In some parts of North America and Europe, sometimes there’s more snow than expected. A lot more. And then the roads aren’t plowed right away.
By the time people wake up and start digging themselves out, they’re already running late for work, which only adds to the kind of driving conditions that you’ll face.
It may not take artificial intelligence to recognize that the risk of accidents (and subsequent insurance claims) is high on certain days in winter.
Over time, however, A.I. will help insurance companies provide a better experience to their customers — not just in situations involving cars, but across all lines and throughout the year.

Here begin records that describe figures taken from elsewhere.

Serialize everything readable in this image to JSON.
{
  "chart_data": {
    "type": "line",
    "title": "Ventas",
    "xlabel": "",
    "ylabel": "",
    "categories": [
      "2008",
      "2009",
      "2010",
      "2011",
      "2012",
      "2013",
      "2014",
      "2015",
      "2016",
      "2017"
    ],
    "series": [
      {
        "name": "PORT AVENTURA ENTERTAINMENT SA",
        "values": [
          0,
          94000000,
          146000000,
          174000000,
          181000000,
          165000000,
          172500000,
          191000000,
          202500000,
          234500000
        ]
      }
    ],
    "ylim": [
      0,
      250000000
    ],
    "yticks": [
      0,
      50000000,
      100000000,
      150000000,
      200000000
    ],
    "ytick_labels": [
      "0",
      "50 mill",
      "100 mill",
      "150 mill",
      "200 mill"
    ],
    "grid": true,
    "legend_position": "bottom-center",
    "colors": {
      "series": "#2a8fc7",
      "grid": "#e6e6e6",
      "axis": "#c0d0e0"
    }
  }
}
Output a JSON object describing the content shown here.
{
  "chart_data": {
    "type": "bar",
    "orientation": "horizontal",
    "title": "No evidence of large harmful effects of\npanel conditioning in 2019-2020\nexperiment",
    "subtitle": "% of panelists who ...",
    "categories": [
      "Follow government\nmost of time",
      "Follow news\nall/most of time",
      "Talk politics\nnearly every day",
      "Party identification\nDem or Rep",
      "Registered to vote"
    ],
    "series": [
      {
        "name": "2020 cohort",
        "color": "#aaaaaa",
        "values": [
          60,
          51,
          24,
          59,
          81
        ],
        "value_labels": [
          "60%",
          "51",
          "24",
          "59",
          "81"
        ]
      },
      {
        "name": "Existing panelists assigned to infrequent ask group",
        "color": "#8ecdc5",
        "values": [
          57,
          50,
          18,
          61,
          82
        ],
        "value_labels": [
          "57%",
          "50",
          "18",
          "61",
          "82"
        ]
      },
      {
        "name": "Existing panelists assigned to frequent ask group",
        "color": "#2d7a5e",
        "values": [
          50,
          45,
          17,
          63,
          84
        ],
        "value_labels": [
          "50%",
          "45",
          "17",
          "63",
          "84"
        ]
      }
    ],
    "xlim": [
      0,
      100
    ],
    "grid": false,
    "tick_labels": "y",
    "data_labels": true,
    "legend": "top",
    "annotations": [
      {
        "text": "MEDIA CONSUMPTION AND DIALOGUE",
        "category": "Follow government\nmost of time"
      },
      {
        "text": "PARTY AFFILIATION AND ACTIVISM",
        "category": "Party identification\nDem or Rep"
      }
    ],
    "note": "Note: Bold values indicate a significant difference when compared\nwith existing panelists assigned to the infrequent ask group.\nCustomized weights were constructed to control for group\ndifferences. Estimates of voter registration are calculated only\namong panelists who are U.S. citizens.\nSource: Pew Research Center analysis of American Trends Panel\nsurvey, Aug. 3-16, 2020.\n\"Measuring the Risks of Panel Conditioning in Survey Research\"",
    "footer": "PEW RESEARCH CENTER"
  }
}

Through it may not be recognized as a “digital-first” industry today, insurance has always been entirely driven by its use of data.
Assessing risks, collecting customer information, pricing, and investigating claims are core to the business. It’s just that until recently, much of that data management was handled in manual or even paper-based ways.
Over the last several years, of course, a growing number of carriers have worked hard to digitize many processes, from creating customer portals to rolling out broker management systems.
While all those things can offer great value, A.I. promises to dramatically accelerate insurance firms’ ability to deliver better outcomes because it can analyze massive amounts of data beyond the capabilities of a human, and then make it easier for them to make the best possible decisions.
Even if you’re not an expert in things like machine learning, natural language processing or other elements of A.I., you can start to identify the biggest opportunities to take advantage of the technology today. Consider some of the following potential benefits:
Carriers have typically looked at things like age and previous driving record to determine premiums for car insurance policies, health history and lifestyle factors for life insurance, and environmental conditions for property insurance. All of these remain relevant data points, but other technology advancements provide much more for A.I. to work with.
Think of how sensors could gather information about weather, for instance, or the age of building materials or machinery. Wearable technologies can provide a deeper level of insight into risk of disease or potential disabilities. Drones and GPS can determine the potential impact of severe weather or other elements that could trigger a disaster.
While some of these scenarios may force deeper discussions among carriers, brokers, and customers about the acceptability of usage-based insurance models, there’s no question AI can help in two ways.
First, A.I. can synthesize the data from all these touch points in such a way that pricing on premiums will better inform than at any time in human history.
On the back end, meanwhile, insurance companies will use the deeper understanding of various risk factors to save untold amounts in underwriting fees, which can, in turn, allow them to allocate more resources to improving customer experiences.
Insurance companies will also be leverage A.I. to do predictive underwriting. Using companies such as Daisy, insurance companies can analyze 100% of their data to determine what potential customers have more risk than others.
This will allow insurance companies to identify the optimal risk curve to govern premiums and better manage their loss ratios, allowing them to drive higher revenue and profits.
When problems arise, customers want their insurance companies to stand behind them. Insurance companies want to do the same thing, but they typically need to confront a series of difficult questions: Is the information offered in the claim true? Are the details accurate? Does the policy cover it?
If some of the answers are “No”, carriers need to determine if it’s an error or fraud. While human judgment will remain part of claims investigations, this is an area where A.I.’s ability to analyze data and detect anomalies will make it easier and faster for insurance companies to detect and investigate fraudulent claims.
In the process, insurance companies will save millions of dollars in fraudulent claims payments, driving their profitability and embrace of A.I.
Consumers are becoming accustomed to fast, personalized service that takes their preferences into account when they conduct activities like online shopping.
Algorithms based on A.I. will allow insurance companies and brokers the act in much the same way, positioning them as helpful assistants rather than organizations associated with complexity and long waiting times.
Think about how A.I. could help pair consumers with the right kind of carrier, or the ideal coverage based on their particular needs and risk profile.
Other firms will use A.I. strategically to allow greater self-service capabilities in direct-to-consumer scenarios. A.I.-driven features like sentiment analysis, meanwhile, will raise the alarm before customers become impatient, frustrated or downright enraged over the quality of their service.
Though they address different pain points, all three of the areas described here are based on a similar premise, and it’s one that is also common across A.I. When properly applied, A.I. provides companies with data-driven recommendations so they can make the best and most profitable decisions.
In insurance, where firms have largely been forced to deal with issues after the fact, A.I. promises the kind of early-warning system that will define a strong customer experience.
Getting started now may be the smartest thing you do in 2019.